David Peschek 

Blanche

Borderline, London
  
  


Blanche, a five-piece from Detroit, have a famous friend: Jack White of the White Stripes, whose patronage has nudged many a fledgling band into the limelight for a while.

Blanche look like the family in the film The Royal Tenenbaums appearing in a remake of Bonanza. Lead singer Dan Miller might be a backwoods Lyle Lovett, though without Lovett's wry nonchalance - his persona veering from lugubrious (between-song banter is filtered through a neat Jimmy Stewart impersonation) to wired and nervy. The sullen, dextrous banjo player, Patch Boyle, known as Little Jack, looks like an awkward child. Miller's wife Tracee, statuesque in an obvious way, handles basic basslines with reasonable aplomb but can't really sing.

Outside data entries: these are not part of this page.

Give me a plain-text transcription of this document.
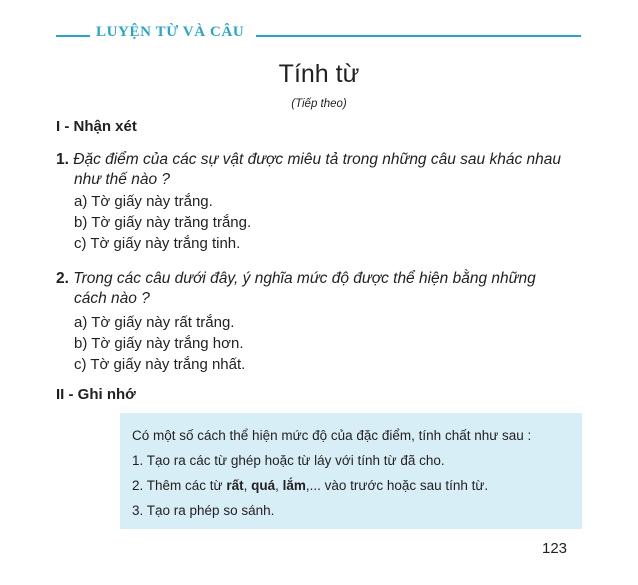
LUYỆN TỪ VÀ CÂU
Tính từ
(Tiếp theo)
I - Nhận xét
1. Đặc điểm của các sự vật được miêu tả trong những câu sau khác nhau
như thế nào ?
a) Tờ giấy này trắng.
b) Tờ giấy này trăng trắng.
c) Tờ giấy này trắng tinh.
2. Trong các câu dưới đây, ý nghĩa mức độ được thể hiện bằng những
cách nào ?
a) Tờ giấy này rất trắng.
b) Tờ giấy này trắng hơn.
c) Tờ giấy này trắng nhất.
II - Ghi nhớ
Có một số cách thể hiện mức độ của đặc điểm, tính chất như sau :
1. Tạo ra các từ ghép hoặc từ láy với tính từ đã cho.
2. Thêm các từ rất, quá, lắm,... vào trước hoặc sau tính từ.
3. Tạo ra phép so sánh.
123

There is the overwhelming sense of contrived oddness, which sometimes filters into the largely plain Americana of their songs. Bluebird is an amiable enough hoedown; Garbage Picker, one of the stronger songs, has a bitter momentum; Crucifix, a new song, has real bite and an almost indelible chorus. The vocal interplay required by Do You Trust Me?, however, bizarrely underlines the apparent lack of chemistry between the Millers.

Jack White, rumoured to be in town after a Reading Festival appearance, didn't drop by to bless Blanche's best song, Who's To Say, the queasy plaint of an unlovely suitor, with his strangely anonymous solo. He was barely missed.

Blanche can't quite pull off the genuinely unnerving hellfire of the thunderous 16 Horsepower, they don't quite conjure the spooked otherness of The Handsome Family, they don't spark with the tight-wound sexual angst of Violent Femmes. It's as if they're playing characters by whom even they aren't entirely convinced.